Childhood Emotional Abuse

Trauma Treatment begins with the creation of a safe, supportive relationship between therapist/coach and child/adult that allows them to tell their stories or draw pictures about what happened during their childhood trauma. Patients/Clients are then asked to express how certain memories make them feel so that they learn to recognize when they are feeling distressed or upset by certain memories. This is called affective expression. Using this new awareness, they then learn techniques to reduce negative emotions and relax when they begin to feel panicked, sad, or angry.

Treatment aims to help children/adults with childhood trauma:

• Identify the thoughts and beliefs that keep them feeling unsafe and out of control

• Feel more comfortable with normal life experiences and manage everyday stressors

• Regain a sense of control over their lives through the use of relaxation techniques

• Gain new coping skills for dealing with distressing emotions and memories

There are a number of treatments that have been found effective in working with children/adults who have experienced childhood trauma.

Another alternative is learning how to Re-Parent yourself.

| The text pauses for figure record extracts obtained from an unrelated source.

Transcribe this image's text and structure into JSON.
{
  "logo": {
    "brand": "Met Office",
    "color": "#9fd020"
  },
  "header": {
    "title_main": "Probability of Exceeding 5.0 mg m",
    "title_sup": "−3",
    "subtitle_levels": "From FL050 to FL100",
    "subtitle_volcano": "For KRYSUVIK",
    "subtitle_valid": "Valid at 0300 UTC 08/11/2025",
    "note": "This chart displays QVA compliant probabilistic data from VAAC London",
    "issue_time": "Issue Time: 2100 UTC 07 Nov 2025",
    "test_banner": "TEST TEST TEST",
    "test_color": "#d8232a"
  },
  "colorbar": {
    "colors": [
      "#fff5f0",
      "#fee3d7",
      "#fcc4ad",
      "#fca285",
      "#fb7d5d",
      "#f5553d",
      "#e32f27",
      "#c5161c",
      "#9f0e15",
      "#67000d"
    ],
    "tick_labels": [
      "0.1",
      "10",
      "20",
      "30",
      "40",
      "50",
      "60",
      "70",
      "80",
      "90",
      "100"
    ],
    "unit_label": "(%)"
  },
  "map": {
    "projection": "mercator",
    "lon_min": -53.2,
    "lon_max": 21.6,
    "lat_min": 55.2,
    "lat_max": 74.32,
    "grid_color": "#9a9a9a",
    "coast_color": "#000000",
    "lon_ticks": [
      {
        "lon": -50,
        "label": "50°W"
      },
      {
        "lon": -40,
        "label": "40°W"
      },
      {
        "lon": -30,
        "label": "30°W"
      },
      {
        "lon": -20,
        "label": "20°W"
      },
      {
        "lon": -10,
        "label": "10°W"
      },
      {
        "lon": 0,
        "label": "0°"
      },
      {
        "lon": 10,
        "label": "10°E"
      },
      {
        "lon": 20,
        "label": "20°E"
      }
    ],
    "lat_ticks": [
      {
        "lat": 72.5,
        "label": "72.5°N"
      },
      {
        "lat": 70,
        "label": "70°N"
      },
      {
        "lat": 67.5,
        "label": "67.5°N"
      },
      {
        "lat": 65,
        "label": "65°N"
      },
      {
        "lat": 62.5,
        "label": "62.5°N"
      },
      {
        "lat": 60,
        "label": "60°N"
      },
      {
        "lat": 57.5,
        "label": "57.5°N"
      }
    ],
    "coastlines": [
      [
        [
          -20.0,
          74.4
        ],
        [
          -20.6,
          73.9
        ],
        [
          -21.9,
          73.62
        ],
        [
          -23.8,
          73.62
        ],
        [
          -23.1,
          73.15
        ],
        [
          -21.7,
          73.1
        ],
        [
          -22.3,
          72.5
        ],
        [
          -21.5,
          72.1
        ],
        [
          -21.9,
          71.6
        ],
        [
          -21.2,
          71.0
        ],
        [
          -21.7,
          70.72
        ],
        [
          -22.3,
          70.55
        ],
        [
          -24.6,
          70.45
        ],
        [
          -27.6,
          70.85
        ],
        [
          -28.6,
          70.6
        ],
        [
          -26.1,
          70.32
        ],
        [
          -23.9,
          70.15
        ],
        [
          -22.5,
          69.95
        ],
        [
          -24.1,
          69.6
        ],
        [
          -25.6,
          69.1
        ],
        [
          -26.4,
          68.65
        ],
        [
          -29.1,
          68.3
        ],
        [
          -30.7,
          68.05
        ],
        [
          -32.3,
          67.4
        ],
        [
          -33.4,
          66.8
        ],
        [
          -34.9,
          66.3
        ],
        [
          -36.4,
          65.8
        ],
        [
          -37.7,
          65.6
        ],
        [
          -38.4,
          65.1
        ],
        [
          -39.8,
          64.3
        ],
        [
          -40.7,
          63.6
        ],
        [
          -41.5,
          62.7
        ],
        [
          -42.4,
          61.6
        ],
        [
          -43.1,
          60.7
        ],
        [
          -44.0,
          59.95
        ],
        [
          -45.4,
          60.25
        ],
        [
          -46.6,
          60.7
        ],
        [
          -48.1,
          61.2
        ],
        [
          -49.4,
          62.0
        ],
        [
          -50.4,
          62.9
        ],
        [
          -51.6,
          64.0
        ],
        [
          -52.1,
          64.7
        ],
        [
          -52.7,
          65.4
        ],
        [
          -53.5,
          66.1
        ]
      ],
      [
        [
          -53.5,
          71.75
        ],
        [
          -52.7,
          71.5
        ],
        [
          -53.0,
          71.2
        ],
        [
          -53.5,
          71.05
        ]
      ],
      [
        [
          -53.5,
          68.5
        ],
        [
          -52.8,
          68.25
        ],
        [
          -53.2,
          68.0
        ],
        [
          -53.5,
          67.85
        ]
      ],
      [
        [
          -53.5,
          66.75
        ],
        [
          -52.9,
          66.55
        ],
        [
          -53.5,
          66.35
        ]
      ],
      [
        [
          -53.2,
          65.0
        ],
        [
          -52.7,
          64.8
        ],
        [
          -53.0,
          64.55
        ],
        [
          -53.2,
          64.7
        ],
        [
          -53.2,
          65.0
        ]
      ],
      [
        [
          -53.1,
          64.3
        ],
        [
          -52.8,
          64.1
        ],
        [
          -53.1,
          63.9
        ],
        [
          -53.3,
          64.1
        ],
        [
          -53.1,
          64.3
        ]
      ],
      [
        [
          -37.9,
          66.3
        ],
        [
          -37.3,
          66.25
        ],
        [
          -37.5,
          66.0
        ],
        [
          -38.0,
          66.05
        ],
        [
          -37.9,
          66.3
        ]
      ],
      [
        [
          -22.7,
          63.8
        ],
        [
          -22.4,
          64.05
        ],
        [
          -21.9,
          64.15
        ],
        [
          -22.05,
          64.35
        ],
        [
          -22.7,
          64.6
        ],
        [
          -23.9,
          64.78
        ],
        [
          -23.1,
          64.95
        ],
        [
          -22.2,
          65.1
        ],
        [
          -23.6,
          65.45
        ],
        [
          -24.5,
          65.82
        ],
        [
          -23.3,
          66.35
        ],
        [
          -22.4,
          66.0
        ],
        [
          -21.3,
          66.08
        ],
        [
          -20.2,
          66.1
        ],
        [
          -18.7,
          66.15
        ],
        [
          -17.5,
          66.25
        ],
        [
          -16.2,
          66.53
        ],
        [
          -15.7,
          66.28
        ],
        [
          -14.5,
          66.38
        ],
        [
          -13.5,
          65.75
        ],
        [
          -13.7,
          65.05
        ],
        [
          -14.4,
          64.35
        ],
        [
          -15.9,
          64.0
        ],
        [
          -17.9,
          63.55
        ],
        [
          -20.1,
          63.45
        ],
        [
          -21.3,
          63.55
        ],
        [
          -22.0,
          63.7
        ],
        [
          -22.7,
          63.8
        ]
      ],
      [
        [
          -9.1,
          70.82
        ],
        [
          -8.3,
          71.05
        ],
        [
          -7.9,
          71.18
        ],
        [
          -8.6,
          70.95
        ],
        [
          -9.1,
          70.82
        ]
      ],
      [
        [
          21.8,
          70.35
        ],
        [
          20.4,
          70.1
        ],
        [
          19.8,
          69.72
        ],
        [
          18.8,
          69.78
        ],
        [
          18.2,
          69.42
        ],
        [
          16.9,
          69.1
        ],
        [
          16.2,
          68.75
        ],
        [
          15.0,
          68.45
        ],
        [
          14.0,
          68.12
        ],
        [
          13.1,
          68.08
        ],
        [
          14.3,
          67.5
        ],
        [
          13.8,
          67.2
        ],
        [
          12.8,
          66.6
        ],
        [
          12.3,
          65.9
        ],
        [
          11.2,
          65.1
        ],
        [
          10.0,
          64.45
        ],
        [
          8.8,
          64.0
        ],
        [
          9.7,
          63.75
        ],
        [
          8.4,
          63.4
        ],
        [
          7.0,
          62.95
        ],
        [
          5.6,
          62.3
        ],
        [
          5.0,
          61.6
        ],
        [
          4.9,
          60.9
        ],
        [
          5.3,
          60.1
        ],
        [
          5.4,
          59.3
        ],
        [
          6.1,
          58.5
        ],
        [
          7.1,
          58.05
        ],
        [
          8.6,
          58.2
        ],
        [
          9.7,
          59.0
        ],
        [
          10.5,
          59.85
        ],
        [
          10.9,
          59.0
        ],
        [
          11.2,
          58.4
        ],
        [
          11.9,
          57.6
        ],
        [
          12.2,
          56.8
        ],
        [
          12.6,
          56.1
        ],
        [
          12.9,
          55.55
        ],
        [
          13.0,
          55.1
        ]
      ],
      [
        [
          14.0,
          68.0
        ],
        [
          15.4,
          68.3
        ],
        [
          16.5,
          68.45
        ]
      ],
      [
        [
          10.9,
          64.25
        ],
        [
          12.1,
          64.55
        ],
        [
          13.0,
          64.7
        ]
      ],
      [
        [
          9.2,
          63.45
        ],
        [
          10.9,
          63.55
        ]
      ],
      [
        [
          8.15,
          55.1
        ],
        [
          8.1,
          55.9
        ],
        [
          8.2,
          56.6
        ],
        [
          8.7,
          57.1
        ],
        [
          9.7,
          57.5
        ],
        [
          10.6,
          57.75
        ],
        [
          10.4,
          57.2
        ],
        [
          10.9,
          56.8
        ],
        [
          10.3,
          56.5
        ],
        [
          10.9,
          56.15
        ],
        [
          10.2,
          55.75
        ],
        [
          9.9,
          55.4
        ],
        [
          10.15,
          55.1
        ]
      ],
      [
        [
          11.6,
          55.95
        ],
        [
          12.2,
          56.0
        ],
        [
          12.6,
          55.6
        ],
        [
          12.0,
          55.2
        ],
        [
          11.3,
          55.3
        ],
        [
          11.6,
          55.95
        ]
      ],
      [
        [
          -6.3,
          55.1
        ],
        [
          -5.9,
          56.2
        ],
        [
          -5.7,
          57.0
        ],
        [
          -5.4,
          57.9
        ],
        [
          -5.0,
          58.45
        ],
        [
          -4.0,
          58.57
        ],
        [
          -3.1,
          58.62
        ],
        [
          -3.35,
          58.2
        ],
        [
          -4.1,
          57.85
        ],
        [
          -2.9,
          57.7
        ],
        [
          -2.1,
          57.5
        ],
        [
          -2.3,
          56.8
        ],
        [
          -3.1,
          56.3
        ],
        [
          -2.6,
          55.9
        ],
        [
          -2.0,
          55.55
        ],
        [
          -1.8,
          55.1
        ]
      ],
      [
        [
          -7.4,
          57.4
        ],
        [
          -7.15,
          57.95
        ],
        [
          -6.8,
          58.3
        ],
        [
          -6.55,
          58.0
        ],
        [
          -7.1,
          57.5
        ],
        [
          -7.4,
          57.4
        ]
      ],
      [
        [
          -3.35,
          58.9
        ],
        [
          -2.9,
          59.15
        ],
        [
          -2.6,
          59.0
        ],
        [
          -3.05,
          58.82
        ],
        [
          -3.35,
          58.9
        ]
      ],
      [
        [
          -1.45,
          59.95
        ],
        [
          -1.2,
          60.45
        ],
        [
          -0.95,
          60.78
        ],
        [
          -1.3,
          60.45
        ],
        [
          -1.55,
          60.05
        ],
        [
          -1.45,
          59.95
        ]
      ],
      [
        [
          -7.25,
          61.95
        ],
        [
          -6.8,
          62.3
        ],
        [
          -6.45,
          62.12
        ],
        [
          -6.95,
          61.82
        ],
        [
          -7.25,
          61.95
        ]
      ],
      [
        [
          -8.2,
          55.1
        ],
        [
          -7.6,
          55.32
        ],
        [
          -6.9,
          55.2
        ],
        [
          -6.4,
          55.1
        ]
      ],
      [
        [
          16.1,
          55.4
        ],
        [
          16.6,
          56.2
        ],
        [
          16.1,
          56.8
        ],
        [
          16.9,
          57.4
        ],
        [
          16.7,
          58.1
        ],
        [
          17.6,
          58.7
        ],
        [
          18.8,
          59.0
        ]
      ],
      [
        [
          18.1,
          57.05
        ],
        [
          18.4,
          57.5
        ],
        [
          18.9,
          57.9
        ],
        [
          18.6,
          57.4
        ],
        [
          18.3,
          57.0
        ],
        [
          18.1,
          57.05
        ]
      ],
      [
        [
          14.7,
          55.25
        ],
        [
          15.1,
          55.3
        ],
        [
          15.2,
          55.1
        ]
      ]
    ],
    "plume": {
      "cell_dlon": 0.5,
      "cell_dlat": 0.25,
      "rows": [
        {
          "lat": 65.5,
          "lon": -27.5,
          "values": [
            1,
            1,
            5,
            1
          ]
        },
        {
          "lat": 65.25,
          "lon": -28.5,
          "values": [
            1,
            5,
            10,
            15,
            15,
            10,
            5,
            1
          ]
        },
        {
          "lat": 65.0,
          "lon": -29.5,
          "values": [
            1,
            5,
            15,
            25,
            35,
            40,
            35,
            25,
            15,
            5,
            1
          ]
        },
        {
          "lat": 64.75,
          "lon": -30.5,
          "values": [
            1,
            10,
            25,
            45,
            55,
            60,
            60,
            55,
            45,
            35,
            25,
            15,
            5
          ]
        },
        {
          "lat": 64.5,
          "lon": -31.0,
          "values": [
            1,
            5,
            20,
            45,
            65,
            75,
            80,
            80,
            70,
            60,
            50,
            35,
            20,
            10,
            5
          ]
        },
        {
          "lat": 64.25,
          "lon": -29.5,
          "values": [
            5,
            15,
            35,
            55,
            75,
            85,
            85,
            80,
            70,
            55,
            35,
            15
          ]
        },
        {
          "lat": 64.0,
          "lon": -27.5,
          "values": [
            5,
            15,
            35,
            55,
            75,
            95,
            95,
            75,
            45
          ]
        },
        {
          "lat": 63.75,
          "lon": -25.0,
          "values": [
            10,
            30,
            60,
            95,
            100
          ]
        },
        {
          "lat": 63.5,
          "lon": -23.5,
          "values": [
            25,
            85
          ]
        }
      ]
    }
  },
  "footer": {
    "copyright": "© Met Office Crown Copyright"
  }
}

Re-parenting is the most direct and profound tool for healing childhood pain. When we become parents, we feel unconditional love towards our children. We would do anything to protect them and meet their needs. Re-parenting is the process of giving yourself that same unconditional love and acceptance that we give to our children.

You begin to parent yourself the way you would have needed from your parent, you learn to be aware of your emotional needs and how to fulfill them. You become your own safe haven. And return you begin to heal and from there the trajectory of all things in your life begin to reshape a new direction. You become your own person, you have risen from the ashes.

Conclusion...

It is never too late to get help. Even if it’s been a long time, you can still get help for the things that have happened to you. Recognizing what is within us and how our experiences have shaped our lives is very powerful in our ability to change our lives. We all have to hope that what we went through is not who we are, and with help, you can create a new future.

At the end of the day, it’s not about how much suffering you’ve endured or how many people have harmed us but rather about your ability to heal and improve yourself as a person and those around you.